Caitlyn Jenner is no hero.
While America embraces their new elderly female celebrity, an androgynous teenaged tomboy in rural North Georgia suffers daily taunts from her peers and the adults around her. There are moms and dads who face ridicule and scorn because they let their boys wear dresses. Somewhere a female to male transsexual will die of ovarian cancer because no doctor will provide treatment for fear of hurting his “reputation”, and hundreds of transgender teens will lose their families and friends but soldier on and survive without the safety net of a multi-million dollar bank account.

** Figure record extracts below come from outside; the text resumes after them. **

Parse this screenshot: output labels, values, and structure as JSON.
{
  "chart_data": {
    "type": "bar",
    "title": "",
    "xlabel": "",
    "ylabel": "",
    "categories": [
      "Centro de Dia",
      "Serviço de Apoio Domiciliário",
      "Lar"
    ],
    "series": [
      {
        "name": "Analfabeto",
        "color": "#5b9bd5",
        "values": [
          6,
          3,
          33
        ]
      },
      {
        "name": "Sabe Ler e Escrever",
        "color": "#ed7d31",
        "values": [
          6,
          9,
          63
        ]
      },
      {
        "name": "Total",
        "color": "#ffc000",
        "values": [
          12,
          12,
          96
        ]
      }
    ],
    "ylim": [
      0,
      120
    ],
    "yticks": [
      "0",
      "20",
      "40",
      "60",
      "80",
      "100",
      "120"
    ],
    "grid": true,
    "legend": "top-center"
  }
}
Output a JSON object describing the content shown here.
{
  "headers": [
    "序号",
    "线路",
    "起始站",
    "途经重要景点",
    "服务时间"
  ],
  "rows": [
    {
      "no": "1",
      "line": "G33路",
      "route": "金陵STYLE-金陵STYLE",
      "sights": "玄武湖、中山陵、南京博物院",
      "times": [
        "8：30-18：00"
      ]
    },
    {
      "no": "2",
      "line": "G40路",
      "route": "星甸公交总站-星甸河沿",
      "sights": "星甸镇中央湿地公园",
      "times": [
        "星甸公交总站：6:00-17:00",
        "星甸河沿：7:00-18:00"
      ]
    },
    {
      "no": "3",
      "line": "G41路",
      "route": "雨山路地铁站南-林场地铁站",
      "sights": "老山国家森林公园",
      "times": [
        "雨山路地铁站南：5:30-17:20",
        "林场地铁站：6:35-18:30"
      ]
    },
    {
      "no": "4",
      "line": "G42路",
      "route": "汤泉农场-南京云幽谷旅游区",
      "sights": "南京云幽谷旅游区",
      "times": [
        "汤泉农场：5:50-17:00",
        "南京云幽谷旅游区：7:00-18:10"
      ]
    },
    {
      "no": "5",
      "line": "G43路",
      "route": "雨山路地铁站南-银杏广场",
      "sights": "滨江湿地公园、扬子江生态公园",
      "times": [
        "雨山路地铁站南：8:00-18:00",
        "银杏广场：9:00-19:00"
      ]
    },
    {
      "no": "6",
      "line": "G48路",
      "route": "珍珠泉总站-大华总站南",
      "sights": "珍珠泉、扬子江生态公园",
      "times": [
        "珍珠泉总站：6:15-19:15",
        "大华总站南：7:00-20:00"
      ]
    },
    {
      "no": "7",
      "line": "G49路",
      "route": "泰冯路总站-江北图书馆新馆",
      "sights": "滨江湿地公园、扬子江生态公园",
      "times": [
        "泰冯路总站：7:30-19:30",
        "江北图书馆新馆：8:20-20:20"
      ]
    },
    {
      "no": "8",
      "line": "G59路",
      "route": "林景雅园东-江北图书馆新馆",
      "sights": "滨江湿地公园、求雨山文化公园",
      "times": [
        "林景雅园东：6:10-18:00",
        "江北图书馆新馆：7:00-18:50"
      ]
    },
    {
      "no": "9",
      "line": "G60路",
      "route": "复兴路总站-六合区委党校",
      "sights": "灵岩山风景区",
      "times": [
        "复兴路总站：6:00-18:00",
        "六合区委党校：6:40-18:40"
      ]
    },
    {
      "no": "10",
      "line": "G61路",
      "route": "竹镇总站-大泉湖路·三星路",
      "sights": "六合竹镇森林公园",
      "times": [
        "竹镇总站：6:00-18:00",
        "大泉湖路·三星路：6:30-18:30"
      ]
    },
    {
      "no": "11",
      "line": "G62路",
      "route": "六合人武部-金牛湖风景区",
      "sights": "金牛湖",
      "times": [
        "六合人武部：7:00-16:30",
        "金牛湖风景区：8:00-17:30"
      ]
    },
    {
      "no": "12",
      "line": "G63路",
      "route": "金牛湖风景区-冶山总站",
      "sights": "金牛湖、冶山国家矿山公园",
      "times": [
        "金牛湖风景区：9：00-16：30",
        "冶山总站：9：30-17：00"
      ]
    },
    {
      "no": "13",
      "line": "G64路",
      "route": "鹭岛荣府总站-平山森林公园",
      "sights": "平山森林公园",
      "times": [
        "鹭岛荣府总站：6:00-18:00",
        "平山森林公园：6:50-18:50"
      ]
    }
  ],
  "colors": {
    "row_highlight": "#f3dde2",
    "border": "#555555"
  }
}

Caitlyn Jenner is no hero. She is a famous, wealthy, heterosexual (will this actually make her lesbian??), white woman with a supportive family. Her relative attractiveness on the Vanity Fair cover is not natural beauty. It is the product of stylists, make up artists, lighting, a wonderful photographer, and no small amount of post shoot touch ups.
In fact, I’ll go so far as to say that Caitlyn Jenner is a coward. She is just pretending to be a woman – unwilling to commit to take the last step of complete gender reassignment (UPDATE: One source claims she has, in fact, had gender reassignment surgery. If so, I apologize for that sentence. I based my words on her interview with Diane Sawyer.)
Wait – scratch all of that. Caitlyn Jenner is a hero. She is a 65 year old transsexual Christian conservative Republican. Okay. That’s pretty heroic.
MAJOR UPDATE
I’m sitting here at lunch eating my healthy grilled chicken salad and reading the comments, a few emails, and barrage of private messages taking me to task for some of the words I used to describe my cynicism with the whole Caitlyn Jenner thing. I am going to try to clarify a few things, and I will undoubtedly eff up pronouns and terminology. Please forgive me in advance.
- I am appropriately and correctly chastised for using the word “coward” because Caitlyn may not have done gender reassignment surgery. I am not quite so callous and backward to equate genitals with gender identity, and it was the wrong choice of phrasing.Caitlyn has the financial resources to do a complete transition if she so chooses (unlike the majority of transgender people), but not choosing a complete transition should not diminish her gender identity.I know that, and was a bad cisgender male for saying otherwise.
- At the risk of sounding like a cliche, I know transgender people. I worked with a transgender female, and I am very aware of the struggles of one particular born female/identifies as male teenager (a kid I seem to have a huge soft spot for in my heart – witnessed by the cloudiness in my eyes as I type this). I in no way meant to diminish the struggles and difficulty those I know and those I don’t know face everyday. In fact, it is because I know of those struggles that I don’t hold Caitlyn in high regard.
I indicated to a friend in a private message that this is not transgender issue. It is a wealth and privilege issue. Caitlyn Jenner risked nothing. So many others risk everything everyday. Caitlyn had the love and support of her family (at least that’s what we’re told). So many others are ostracized, abused, and abandoned by their families and churches. Cosmetic companies are “salivating” over Caitlyn Jenner. Thousands have to hide who they are everyday so they don’t lose their jobs.
The word “hero” is, in my not so humble opinion, overused and undervalued. A hero is not merely someone we can look up to and admire. A hero is a person who, at great personal risk, faces the danger and plunges in.
I just can’t lightly throw around the word “hero” just because she ended up on Vanity Fair, and I’m sorry, I can’t even call her a “role model” – yet. If Caitlyn can channel her fame, fortune, and celebrity to helping other transgender people – especially kids (Bruce Jenner inspired a lot of kids) – then I can use “role model”.